Schwein des Anstoßes

Seit über 700 Jahren prangt die antisemitische Schmähplastik »Judensau« an der Wittenberger Stadtkirche. Foto: dpa

Hubertus Benecke nennt sie eine »traurige Berühmtheit«: Jede Stadtführung in Wittenberg halte sich mit am längsten vor der »Judensau« auf, die hoch oben an der Fassade der Stadtkirche prangt, echauffiert sich der Anwalt.

Geht es nach seinem jüdischen Mandanten Michael Düllmann ist das antisemitische Schmährelief indes vor allem eines: eine Beleidigung. Ob das so ist, ergründet ab Donnerstag das Landgericht Dessau-Roßlau. Sollte es Düllmanns Antrag stattgeben, muss die Gemeinde das Relief womöglich entfernen.

Die Sandsteinplastik ist zweifellos antisemitisch.

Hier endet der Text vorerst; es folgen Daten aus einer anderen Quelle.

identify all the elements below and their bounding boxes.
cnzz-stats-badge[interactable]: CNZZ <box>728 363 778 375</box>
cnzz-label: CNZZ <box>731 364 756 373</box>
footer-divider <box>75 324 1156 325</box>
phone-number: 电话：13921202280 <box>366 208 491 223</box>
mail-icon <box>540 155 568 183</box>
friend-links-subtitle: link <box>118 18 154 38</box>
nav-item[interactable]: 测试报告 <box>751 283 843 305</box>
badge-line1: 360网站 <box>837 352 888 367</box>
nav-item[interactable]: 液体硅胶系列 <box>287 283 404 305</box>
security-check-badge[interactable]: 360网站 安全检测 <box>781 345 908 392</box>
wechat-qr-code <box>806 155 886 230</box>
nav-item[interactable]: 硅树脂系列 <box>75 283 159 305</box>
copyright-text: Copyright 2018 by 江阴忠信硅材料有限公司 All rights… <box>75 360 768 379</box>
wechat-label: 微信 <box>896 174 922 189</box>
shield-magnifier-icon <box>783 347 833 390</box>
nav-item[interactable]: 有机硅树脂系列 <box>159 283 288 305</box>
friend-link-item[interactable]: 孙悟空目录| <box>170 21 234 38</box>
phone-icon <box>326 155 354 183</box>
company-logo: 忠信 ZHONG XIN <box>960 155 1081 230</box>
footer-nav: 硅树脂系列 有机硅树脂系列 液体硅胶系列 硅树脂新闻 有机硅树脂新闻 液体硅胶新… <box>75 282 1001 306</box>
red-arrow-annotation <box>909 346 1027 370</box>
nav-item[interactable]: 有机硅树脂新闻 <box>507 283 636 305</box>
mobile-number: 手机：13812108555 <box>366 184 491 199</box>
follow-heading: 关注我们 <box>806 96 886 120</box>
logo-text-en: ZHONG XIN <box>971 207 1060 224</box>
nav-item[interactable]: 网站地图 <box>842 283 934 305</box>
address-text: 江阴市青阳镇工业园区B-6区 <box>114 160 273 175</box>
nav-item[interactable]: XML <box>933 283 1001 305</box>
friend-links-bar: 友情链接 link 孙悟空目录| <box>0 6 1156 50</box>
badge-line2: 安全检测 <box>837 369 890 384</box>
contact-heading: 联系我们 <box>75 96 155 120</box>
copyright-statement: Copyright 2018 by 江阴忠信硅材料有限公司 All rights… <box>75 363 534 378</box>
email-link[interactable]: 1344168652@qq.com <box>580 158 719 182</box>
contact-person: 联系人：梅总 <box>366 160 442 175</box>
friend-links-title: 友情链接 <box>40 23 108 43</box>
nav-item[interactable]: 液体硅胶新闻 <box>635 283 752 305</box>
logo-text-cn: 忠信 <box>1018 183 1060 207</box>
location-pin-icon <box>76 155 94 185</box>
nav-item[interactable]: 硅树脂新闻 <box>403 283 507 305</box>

Juristisch ist die Sache verzwickt.

RABBINER Dass die Sandsteinplastik antisemitisch ist, daran besteht kein Zweifel. Denn in diesem Geiste wurde sie um das Jahr 1300 von unbekannter Hand geschaffen. Die Skulptur zeigt eine Sau, an deren Zitzen sich Menschen laben, die Juden darstellen sollen. Ein Rabbiner blickt dem Tier unter den Schwanz und in den After.

Im Mittelalter waren solche Darstellungen weit verbreitet. Sie sollten unter anderem Juden abschrecken, sich in der jeweiligen Stadt niederzulassen. Bis heute finden sich ähnliche antijüdische Spottplastiken aus jener Zeit an und in mehreren Dutzend Kirchen in Deutschland, darunter dem Erfurter, dem Kölner und dem Regensburger Dom.

Über der Darstellung in Wittenberg prangt zusätzlich der Schriftzug »Rabini Schem HaMphoras«. Der Ausspruch gelangte erst im 16. Jahrhundert an die Kirchenfassade, wohl inspiriert durch eine antijüdische Schmähschrift des in Wittenberg wirkenden Reformators Martin Luther (1486–1546), der insbesondere in seinem Spätwerk gegen Juden hetzte. Das Zitat brachte dem Relief denn auch den Beinamen »Luthersau« ein – und nicht zuletzt deshalb gewann der Streit um die Plastik gerade im 500. Jubiläumsjahr der Reformation vor zwei Jahren wieder an Fahrt.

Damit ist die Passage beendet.